We are blessed to have resources here in San Clemente like Family Assistance Ministries, Mercy House, Laura’s House, and Gilchrist House, but we wanted to share some other ways to help that may not be as well-known. 

Laundry Love
“If I had clean clothes, I think people would treat me like a human being.” 
(T-Bone, a homeless gentleman in Ventura,CA)
In 2003, members of a church congregation in Ventura asked T-Bone how they could be of practical help to him. His response was direct, honest and moving. Shortly following that conversation, Laundry Love was born. And every single Laundry Love established around the U.S. is connected to this man. 

T-Bone’s desire for worth and welcome is found in us all. Sometimes it is the simplest approach to helping others that is the best, and Laundry Love has found that solution by inviting homeless people to a local Laundromat and paying for their loads of washing.
This outreach is provided once monthly by volunteers from Christ Lutheran Church and St. Clement’s by-the-Sea Episcopal Church who welcome guests at Laundry Basket South in San Clemente. 

Young mothers come to wash bedding and towels, loads which would take an enormous amount of their monthly budget. Single men come in with one backpack holding every bit of clothing they own, and people living in local hotels rush back to tell their neighbors to join them to do their laundry. This is practical assistance in its simplest form to those in need.

This assistance, though not always obvious, is of great benefit to the children of the homeless. If they have go to school in clothing that smells unpleasant or is obviously dirty, they may be subjected to teasing/bullying that can make it difficult for them to focus on their studies and to enjoy school. When clothing/bedding is unwashed, it can foster health problems especially for the very young and the elderly. And unclean adults often face a lack of self-respect from society that may inhibit any efforts to find and keep employment or to better their situation. 

How can we help?
 Laundry Love is not meant to be a one-off event. It is not a service project or something you “do to” “or for” people. It's an expression of living in harmony with others, and it requires a commitment to your community. 

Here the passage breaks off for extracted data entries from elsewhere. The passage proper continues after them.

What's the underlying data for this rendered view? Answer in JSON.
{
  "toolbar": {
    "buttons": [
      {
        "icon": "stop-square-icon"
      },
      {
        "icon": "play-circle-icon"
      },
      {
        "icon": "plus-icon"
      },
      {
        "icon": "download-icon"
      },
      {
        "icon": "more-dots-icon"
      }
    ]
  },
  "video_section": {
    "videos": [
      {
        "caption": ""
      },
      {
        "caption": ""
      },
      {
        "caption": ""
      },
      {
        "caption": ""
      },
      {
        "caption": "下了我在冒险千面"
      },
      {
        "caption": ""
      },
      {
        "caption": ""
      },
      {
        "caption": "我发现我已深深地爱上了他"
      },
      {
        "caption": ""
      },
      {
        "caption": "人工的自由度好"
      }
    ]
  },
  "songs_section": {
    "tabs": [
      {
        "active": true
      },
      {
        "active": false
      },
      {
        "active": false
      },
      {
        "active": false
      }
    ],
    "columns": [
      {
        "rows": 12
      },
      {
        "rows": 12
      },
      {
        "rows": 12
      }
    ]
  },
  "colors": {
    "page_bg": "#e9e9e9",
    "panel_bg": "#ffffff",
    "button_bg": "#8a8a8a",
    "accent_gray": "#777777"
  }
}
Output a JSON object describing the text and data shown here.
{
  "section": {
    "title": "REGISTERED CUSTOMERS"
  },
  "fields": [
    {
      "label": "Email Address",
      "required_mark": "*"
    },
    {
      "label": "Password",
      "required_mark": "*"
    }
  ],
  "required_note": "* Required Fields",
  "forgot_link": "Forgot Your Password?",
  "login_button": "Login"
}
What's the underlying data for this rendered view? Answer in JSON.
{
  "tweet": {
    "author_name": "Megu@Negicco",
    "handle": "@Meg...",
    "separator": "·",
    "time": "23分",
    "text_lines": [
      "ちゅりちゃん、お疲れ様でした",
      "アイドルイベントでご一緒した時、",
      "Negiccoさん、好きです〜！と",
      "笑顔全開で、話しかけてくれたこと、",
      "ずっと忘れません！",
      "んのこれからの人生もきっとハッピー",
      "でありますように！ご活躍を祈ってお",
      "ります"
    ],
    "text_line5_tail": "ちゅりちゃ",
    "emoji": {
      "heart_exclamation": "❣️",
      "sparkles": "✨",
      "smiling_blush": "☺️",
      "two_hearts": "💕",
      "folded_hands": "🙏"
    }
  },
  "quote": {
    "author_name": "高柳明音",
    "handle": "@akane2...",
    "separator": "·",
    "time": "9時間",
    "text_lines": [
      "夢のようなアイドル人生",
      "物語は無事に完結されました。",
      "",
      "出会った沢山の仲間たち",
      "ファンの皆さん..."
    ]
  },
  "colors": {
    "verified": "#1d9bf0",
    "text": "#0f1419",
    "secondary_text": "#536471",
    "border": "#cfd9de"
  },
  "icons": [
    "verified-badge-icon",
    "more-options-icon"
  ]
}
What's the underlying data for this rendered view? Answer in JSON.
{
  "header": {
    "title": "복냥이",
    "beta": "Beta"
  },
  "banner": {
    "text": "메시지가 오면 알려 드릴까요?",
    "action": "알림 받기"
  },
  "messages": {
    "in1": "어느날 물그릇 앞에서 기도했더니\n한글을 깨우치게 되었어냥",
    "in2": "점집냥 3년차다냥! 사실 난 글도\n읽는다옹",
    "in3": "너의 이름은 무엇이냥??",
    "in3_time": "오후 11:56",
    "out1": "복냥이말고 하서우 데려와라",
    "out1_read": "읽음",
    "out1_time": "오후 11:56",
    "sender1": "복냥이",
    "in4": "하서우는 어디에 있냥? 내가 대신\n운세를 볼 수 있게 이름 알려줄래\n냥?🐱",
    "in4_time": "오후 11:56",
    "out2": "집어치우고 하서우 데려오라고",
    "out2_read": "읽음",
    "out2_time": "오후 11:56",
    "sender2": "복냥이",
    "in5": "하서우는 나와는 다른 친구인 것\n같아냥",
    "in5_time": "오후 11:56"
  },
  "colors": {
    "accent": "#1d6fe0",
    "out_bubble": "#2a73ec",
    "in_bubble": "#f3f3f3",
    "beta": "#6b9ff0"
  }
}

Did you know that the cost of doing laundry is sometimes the breaking point for people who are living on the edge? It can range from $2.50 plus to wash a single load, and $1.50 plus to dry (costs vary by city and Laundromats). Laundry Love seeks to bring economic relief to people who sometimes are forced to choose between being clean or eating. 

How does it work? 
Participants load their own laundry into washers and dryers in order to protect their privacy. Volunteers distribute quarters or cards for both washers and dryers. And of course, donations for supplies (detergent, bleach, fabric softeners) are always welcomed.  There are currently 65 clients involved in this program, though not everyone comes every month. It costs approximately $450 each month just for the use of the washers and dryers. All supplies (soap, dryer sheets, bags, etc.) are donated. 
Please contact Tina Inglish for more information and to help… [email protected].

Healthy Sack Lunches
Many of our neighbors in need rely on the community to provide them with at least one good, nutritious meal per week. Every Friday, that need is being met at St. Clement’s by-the-Sea Episcopal Church. And volunteers are needed and invited to participate in sandwich-making for the church’s Welcome Inn on Sundays after 10 a.m. services at the church. 

How does it work?
St. Clement’s parishioners provide and distribute sack lunches of sandwiches, chips, fruit, juice, desserts and more for the hungry and needy in the neighborhood every Friday of the year, including holidays. 

How can we help?
Volunteers coordinate the sandwich-making for this outreach at the church after the 10am Sunday services. One or two volunteers are needed to: purchase groceries and supplies and to set up and lead the sandwich-making.